# Flammen, Brennendes ect.



## Menschenjäger (29. November 2002)

Hi!
Ich wollt mal fragen wie ich so in meinen Hintergrund Brandflecken herbeckomme....und ich such immernoch Brushes....speziell dirty und alles was so schmutzig, verbrannt, brennend....nocturna und triberadio kenn ich schon....bzw. könnt ihr mir ein paar tipps geben wie ich so ein schmutziges (möglichst realwirkendes) Hintergrundbild hinbekomme? Das wäre echt supertoll...aso bei mir im Photoshop steht alles auf englisch  wäre cool, wenn ihr tips habt mir die dazugerhörige funktion auch auf englisch hinzuschreiben...oder wisst ihr wie ich mein Photoshop in deutsch umwandeln kann? (ich habs verpasst bei der Installation Deutsch zu wählen (()
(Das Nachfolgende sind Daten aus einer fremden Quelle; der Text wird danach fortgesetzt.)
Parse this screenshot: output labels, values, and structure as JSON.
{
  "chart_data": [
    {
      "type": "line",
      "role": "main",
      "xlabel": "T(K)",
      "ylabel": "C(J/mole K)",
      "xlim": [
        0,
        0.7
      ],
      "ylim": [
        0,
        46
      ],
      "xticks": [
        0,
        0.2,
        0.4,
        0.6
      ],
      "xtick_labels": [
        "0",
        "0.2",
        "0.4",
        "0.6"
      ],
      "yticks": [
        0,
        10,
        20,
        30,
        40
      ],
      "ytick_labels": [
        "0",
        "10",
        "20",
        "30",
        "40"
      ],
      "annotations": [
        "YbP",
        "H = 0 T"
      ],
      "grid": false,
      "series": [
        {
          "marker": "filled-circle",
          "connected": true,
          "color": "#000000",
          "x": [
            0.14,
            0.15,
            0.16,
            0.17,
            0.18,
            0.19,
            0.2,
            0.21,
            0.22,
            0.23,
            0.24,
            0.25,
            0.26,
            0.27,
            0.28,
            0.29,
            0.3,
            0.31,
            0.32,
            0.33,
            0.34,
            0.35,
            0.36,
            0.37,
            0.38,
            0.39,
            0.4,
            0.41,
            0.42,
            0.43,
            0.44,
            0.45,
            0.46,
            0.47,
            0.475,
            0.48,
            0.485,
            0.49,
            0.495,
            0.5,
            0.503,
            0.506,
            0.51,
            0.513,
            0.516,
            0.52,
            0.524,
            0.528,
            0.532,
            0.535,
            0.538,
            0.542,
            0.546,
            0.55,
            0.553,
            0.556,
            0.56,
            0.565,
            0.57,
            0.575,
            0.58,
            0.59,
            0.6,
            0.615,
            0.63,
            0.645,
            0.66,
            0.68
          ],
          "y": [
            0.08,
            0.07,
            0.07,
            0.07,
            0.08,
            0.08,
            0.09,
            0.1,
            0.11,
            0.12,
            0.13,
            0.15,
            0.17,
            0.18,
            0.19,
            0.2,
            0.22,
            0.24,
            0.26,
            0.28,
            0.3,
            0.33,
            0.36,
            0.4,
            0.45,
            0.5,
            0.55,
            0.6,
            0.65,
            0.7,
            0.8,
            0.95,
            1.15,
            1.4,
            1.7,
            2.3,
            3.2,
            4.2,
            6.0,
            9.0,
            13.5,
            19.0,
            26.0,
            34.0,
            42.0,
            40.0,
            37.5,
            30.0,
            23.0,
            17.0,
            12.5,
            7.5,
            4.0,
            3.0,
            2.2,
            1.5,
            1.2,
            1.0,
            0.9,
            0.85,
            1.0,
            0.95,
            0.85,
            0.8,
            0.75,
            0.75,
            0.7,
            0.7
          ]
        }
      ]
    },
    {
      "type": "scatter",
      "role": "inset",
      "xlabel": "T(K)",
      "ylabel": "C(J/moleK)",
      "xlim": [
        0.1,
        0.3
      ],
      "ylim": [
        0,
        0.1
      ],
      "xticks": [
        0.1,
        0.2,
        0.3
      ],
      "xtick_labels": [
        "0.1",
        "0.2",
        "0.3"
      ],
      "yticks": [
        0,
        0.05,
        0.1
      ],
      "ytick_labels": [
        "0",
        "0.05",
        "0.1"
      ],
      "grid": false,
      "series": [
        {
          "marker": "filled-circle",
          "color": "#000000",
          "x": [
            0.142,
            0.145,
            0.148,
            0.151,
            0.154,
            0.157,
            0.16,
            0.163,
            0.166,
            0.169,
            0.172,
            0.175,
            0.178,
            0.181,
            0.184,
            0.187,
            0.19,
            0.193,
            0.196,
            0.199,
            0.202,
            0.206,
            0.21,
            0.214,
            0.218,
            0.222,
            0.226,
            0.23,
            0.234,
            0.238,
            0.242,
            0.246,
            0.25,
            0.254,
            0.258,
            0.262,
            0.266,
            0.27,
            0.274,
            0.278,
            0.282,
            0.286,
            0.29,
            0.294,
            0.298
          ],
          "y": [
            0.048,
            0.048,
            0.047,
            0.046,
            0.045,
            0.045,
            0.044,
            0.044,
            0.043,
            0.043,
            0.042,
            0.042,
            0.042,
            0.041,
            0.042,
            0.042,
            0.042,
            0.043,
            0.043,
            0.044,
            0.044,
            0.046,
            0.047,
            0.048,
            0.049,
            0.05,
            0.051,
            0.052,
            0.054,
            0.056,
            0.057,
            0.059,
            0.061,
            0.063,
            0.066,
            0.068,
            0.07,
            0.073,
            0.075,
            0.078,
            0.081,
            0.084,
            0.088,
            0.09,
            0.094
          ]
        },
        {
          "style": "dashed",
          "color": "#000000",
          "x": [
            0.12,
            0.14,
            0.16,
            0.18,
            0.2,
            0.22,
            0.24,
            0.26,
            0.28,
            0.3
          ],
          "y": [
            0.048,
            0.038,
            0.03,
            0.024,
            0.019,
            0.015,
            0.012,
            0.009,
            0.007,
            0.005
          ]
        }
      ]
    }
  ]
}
Vielen Danke schonmal!!!!!!!!


----------



## Thomas Lindner (30. November 2002)

1.) 

2.) Regeln PS - Forum lesen ( s.a. 1) )

3.) Zitat Original bei Tutorials Member "AS":



> Resources@Devianart
> Sollte reichen...


----------



## Menschenjäger (30. November 2002)

aha...vielen dank für die tolle Antwort was is s.a. 1?
Und was hab ich bitteschön falsch gemacht das du hier son komischen Kram schreibst???
Ich bin neu hier und poste zum erstenmal...und von Regeln find ich hier auch nix....na dass is ja ein tolles forum hier...man bekommt echt gut hilfe...pff


----------



## Kaprolactam (30. November 2002)

Nu hör schon auf zu heulen, er hat dir ja geholfen. Klick doch einfach mal auf den Link...

/Kapro


----------



## Menschenjäger (30. November 2002)

oh hab ich gar net gesehn, sorry


----------